И вот выбрали текст такого автора — при том что в коротком списке премии имелся роман Владимира Сорокина «Теллурия», опус магнум большого автора, роман (я сейчас намеренно уплощаю, схематизирую и ухожу от собственных оценок), уж никак не опозоривший бы тех, кто выбрал бы его романом года.

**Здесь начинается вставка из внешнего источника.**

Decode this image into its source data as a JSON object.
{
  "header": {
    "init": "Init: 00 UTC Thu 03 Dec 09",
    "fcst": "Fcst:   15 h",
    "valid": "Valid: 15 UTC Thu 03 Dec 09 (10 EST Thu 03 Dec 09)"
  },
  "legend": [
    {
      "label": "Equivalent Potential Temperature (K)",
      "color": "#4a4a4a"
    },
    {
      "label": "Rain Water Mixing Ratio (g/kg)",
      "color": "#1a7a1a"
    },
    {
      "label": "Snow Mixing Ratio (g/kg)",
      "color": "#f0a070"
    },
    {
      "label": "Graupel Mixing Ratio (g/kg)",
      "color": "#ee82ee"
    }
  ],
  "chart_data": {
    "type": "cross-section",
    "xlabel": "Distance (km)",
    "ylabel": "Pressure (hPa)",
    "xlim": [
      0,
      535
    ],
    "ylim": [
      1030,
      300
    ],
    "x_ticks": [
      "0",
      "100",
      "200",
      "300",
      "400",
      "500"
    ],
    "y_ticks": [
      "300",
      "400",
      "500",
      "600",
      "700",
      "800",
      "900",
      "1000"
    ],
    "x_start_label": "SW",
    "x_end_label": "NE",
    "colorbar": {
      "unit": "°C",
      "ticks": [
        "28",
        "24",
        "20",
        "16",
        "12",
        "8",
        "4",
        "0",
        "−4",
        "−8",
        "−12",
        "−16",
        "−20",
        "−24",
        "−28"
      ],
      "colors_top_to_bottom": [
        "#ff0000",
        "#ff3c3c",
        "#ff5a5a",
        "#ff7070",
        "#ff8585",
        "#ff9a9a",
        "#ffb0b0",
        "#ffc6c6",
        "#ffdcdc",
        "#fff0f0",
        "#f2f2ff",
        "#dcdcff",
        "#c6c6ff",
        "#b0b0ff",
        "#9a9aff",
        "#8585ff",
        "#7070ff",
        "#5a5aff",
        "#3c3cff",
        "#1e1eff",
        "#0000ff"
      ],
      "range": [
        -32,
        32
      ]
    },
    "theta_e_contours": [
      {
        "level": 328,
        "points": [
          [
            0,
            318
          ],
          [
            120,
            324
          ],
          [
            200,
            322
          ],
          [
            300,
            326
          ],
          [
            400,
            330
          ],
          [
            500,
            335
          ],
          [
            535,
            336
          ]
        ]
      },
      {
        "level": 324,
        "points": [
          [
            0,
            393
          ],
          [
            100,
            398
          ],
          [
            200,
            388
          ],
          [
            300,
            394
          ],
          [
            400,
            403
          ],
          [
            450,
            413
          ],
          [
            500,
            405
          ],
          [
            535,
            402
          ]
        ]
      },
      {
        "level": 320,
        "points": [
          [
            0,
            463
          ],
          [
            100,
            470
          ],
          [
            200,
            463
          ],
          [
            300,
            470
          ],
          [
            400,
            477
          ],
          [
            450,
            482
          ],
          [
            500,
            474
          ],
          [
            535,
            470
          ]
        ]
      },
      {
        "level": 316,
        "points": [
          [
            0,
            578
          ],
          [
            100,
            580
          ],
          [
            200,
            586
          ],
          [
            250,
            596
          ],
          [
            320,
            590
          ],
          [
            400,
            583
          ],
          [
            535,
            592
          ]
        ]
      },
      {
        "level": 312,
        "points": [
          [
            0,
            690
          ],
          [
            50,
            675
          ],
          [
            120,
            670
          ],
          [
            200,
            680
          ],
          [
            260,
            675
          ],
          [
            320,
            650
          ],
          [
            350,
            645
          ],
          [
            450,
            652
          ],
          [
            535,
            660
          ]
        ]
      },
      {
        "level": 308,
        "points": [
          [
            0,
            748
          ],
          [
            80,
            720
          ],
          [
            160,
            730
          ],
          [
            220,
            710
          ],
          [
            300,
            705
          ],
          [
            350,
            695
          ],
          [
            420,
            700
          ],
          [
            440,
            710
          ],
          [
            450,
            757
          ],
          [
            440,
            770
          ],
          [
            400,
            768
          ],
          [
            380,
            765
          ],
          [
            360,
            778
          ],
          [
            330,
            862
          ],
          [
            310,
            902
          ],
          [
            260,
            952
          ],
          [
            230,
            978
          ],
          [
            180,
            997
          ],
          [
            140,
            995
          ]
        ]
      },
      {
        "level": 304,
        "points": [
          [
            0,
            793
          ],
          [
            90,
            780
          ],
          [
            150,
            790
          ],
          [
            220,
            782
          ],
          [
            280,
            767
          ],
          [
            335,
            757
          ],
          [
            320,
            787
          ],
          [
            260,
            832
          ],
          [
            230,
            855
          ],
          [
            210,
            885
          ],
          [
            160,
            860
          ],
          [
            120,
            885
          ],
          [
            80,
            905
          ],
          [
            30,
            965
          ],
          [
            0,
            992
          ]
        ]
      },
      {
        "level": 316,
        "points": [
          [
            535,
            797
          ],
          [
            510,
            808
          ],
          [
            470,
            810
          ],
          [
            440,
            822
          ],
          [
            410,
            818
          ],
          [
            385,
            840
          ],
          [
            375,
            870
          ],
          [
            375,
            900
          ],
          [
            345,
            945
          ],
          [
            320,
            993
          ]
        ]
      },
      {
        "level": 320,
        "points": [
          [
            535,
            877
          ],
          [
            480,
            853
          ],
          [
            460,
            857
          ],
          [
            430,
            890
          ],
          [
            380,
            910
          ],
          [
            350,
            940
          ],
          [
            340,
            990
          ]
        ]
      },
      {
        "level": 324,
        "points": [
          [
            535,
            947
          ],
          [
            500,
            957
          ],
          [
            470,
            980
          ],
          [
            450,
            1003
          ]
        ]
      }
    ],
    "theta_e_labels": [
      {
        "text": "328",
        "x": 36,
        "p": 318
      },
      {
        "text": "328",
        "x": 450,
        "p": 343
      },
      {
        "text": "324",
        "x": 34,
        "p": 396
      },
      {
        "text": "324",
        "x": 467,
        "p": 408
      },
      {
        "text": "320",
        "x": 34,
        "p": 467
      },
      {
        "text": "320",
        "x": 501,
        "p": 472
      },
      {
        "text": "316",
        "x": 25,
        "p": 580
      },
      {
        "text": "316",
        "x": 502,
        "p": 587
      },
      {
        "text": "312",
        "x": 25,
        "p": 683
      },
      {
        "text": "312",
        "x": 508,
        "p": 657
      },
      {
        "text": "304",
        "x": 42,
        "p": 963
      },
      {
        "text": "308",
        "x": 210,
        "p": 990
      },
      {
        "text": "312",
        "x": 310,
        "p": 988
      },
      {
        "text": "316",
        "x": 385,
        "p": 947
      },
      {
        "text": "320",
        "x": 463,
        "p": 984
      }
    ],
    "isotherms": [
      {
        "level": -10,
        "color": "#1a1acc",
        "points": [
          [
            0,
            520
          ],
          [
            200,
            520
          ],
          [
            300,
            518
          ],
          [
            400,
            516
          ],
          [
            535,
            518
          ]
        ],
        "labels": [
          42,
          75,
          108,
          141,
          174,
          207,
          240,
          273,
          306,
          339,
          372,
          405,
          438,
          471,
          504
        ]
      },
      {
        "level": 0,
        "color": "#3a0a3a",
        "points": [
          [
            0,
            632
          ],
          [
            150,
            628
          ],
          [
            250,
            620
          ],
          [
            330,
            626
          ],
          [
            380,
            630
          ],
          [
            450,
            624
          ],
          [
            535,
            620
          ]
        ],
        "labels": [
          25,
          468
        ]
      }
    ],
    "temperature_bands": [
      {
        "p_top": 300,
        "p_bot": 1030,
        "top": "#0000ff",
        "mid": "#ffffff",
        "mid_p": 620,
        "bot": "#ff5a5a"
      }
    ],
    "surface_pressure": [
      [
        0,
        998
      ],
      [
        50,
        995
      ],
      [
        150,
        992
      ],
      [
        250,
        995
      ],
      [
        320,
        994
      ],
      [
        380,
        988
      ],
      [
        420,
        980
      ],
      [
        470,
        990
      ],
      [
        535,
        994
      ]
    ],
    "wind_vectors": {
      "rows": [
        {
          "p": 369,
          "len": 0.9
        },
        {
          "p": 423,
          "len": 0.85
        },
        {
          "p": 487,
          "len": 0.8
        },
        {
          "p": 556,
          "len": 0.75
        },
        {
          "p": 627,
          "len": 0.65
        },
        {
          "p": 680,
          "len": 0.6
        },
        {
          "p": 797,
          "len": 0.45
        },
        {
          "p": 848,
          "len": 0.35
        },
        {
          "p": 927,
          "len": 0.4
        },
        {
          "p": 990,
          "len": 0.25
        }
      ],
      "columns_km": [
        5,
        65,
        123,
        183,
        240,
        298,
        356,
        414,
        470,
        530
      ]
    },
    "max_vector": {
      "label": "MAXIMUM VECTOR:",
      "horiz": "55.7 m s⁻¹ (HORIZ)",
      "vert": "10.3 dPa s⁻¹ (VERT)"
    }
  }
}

После церемонии «Большой книги» я — в рамках должностных обязанностей — написала заметку. Там, в частности, было сказано, что премии — особенно такие статусные, каковой заявляет себя «Большая книга», — во всем мире имеют мощную политическую составляющую, что награждаются не только и не столько произведения, сколько авторы (хотя бы потому, что им в итоге предоставляется множество медийных возможностей, которые превращают их в интеллектуальные ролевые модели), и что, соответственно, голосовавшие и сочувствовавшие должны понимать: премия «Обители» — это премия Прилепину в комплексе со всей его, не побоюсь этого слова, аджендой.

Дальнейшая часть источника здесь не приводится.